Business

Job stimulus plan

Ali Brown knows what the many unemployed and underemployed New Yorkers are going through.

The one-time office manager — whose worst nightmare is being too broke to dine with friends — is saying to take matters into your own hands.

Brown, a business consultant who built up her Ali International into one of Inc. magazine’s fastest-growing firms, hopes 2011 is the year of the small business person.

Don’t wait for the government or a corporation to make you wealthy, come up with your own personal stimulus plan by beginning a small business, Brown says.

“Starting a business is one of the best ways to increase your income for 2011,” Brown says.

Brown says the time is right to start a business, one that can provide corporations with services they need to outsource because of cutbacks.

Times were tough when she started out as an independent businesswoman some 12 years ago. She was with a Manhattan copywriting agency, but decided one day to go out on her own.

“I was working in a tiny company and was doing everything from talking to clients to servicing accounts, to getting coffee for people to fixing the fax machine. That was when I realized that I had the skills to do it on my own,” says Brown, who now has a Los Angeles-based business with eight employees. Brown was and is part of a trend.

Small businesses, which are defined as independent entities with fewer than 500 employees, generated 67 percent of the new jobs over the past 17 years, according to the US Small Business Administration. Today, small businesses employ about half of all private-sector workers, SBA adds.

However, the struggle for a new business’s success can be daunting.
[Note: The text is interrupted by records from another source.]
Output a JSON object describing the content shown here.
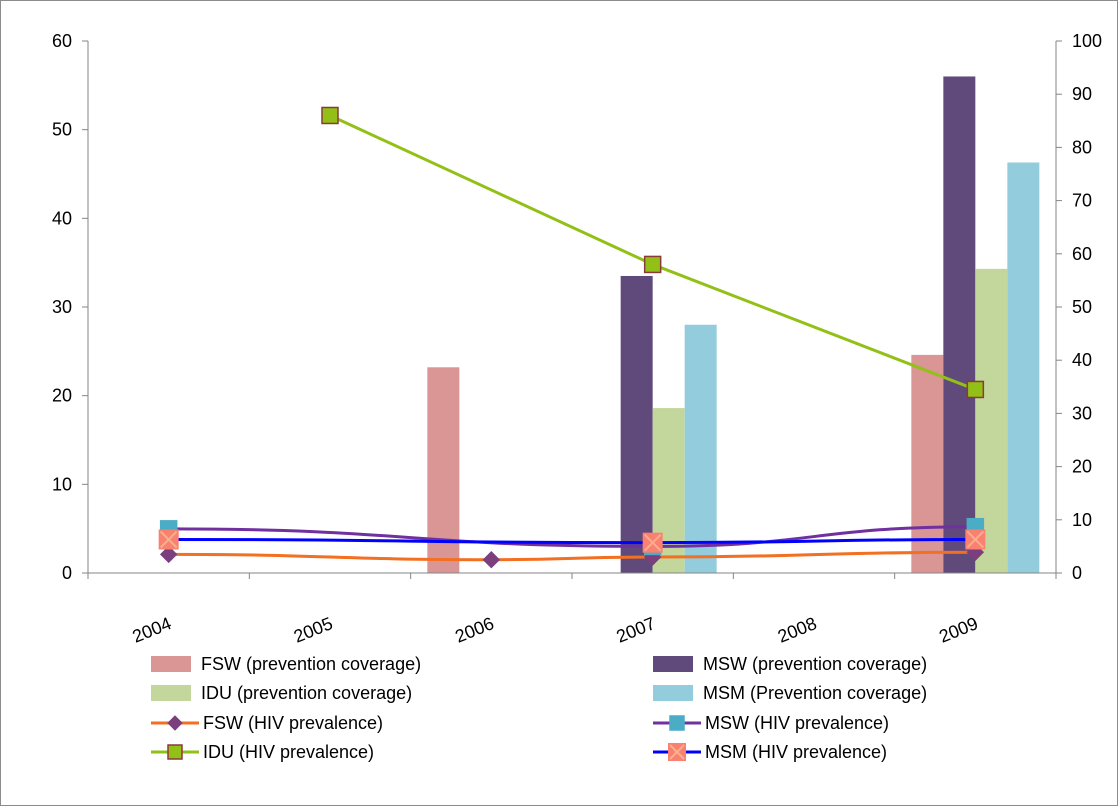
{
  "chart_data": {
    "type": "bar",
    "categories": [
      "2004",
      "2005",
      "2006",
      "2007",
      "2008",
      "2009"
    ],
    "y_left": {
      "ylim": [
        0,
        60
      ],
      "ticks": [
        0,
        10,
        20,
        30,
        40,
        50,
        60
      ]
    },
    "y_right": {
      "ylim": [
        0,
        100
      ],
      "ticks": [
        0,
        10,
        20,
        30,
        40,
        50,
        60,
        70,
        80,
        90,
        100
      ]
    },
    "bar_series": [
      {
        "name": "FSW (prevention coverage)",
        "color": "#d99694",
        "values": [
          null,
          null,
          23.2,
          null,
          null,
          24.6
        ]
      },
      {
        "name": "MSW (prevention coverage)",
        "color": "#604a7b",
        "values": [
          null,
          null,
          null,
          33.5,
          null,
          56.0
        ]
      },
      {
        "name": "IDU (prevention coverage)",
        "color": "#c3d69b",
        "values": [
          null,
          null,
          null,
          18.6,
          null,
          34.3
        ]
      },
      {
        "name": "MSM (Prevention coverage)",
        "color": "#93cddd",
        "values": [
          null,
          null,
          null,
          28.0,
          null,
          46.3
        ]
      }
    ],
    "line_series": [
      {
        "name": "FSW (HIV prevalence)",
        "axis": "right",
        "color": "#f36f21",
        "marker": "diamond",
        "marker_fill": "#7b3f7d",
        "values": [
          3.5,
          null,
          2.5,
          3.0,
          null,
          3.9
        ]
      },
      {
        "name": "MSW (HIV prevalence)",
        "axis": "right",
        "color": "#7030a0",
        "marker": "square",
        "marker_fill": "#4bacc6",
        "values": [
          8.3,
          null,
          null,
          5.0,
          null,
          8.7
        ]
      },
      {
        "name": "IDU (HIV prevalence)",
        "axis": "right",
        "color": "#92c016",
        "marker": "square",
        "marker_fill": "#92c016",
        "marker_stroke": "#8b3a3a",
        "values": [
          null,
          86.0,
          null,
          58.0,
          null,
          34.5
        ]
      },
      {
        "name": "MSM (HIV prevalence)",
        "axis": "right",
        "color": "#0000ff",
        "marker": "x-square",
        "marker_fill": "#fa8072",
        "values": [
          6.3,
          null,
          null,
          5.7,
          null,
          6.3
        ]
      }
    ],
    "legend_position": "bottom",
    "grid": false
  }
}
For example, at the beginning of her entrepreneurial career, Brown found that running a business was anything but fun and games.

About to go out with her friends, she found herself with less than $20 in her bank account. And her credit cards were maxed out.

“I will never forget that. I had to call them and cancel,” she said.

Nevertheless, Brown never wanted to go back to working for others. And then Brown started to do well once she learned how to find clients.

How?

“I asked around and found some networking groups, got on my feet, and attended all the meetings I could to tell people about my services. I printed brochures I created on my crappy little printer and handed them out,” she said.

Business came in from AdWeek magazine, Times Digital and Dun & Bradstreet, among others. With her own business established, Brown now offers would-be entrepreneurs her services.

How can others follow the same path? Generally, Brown says a formal business plan isn’t needed.

What’s needed is a model in which you understand where business will come from and how much clients will spend to get that work.

Brown gives her clients several rules for succeeding in small business,

* Stick to What You Know.

“Don’t get into an industry you know nothing about.” When times are tough it will difficult to stay with a business in which you have no interest.

* Research Your Small Business Options: There’s so much that can be found on the Internet, Brown notes, that one can understand a business and a market before one enters a field. “Do the best research you can. Talk to people,” Brown says, “who might be your prospective clients.”

* Consider Your Passions

What you know or what you enjoy might be exactly how you start a small business, Brown says. “You’d be surprised at what you can actually make money at. One of my clients, Karen in the UK, has created a whole business around raw food. She loved raw food. She started selling recipes online, and then started teaching classes and then training people how to teach classes about raw food. Last time I checked, her business was generating $500,000 a year.”

* Jump into the Pool.

Don’t talk about it. Start the business and start looking for clients.

“If you wait for the business to come to you, you’re going to fail. If you hustle a bit, you can at least get above water while you figure out what you’re doing,” she says. But no matter how quickly a business catches on, starting a small business is a daunting proposition. Indeed, SBA estimates that 552,000 small businesses were created last year. But 660,000 also died, says the SBA.

And according to the government, the trend of more small business deaths than births has been going on since 2008.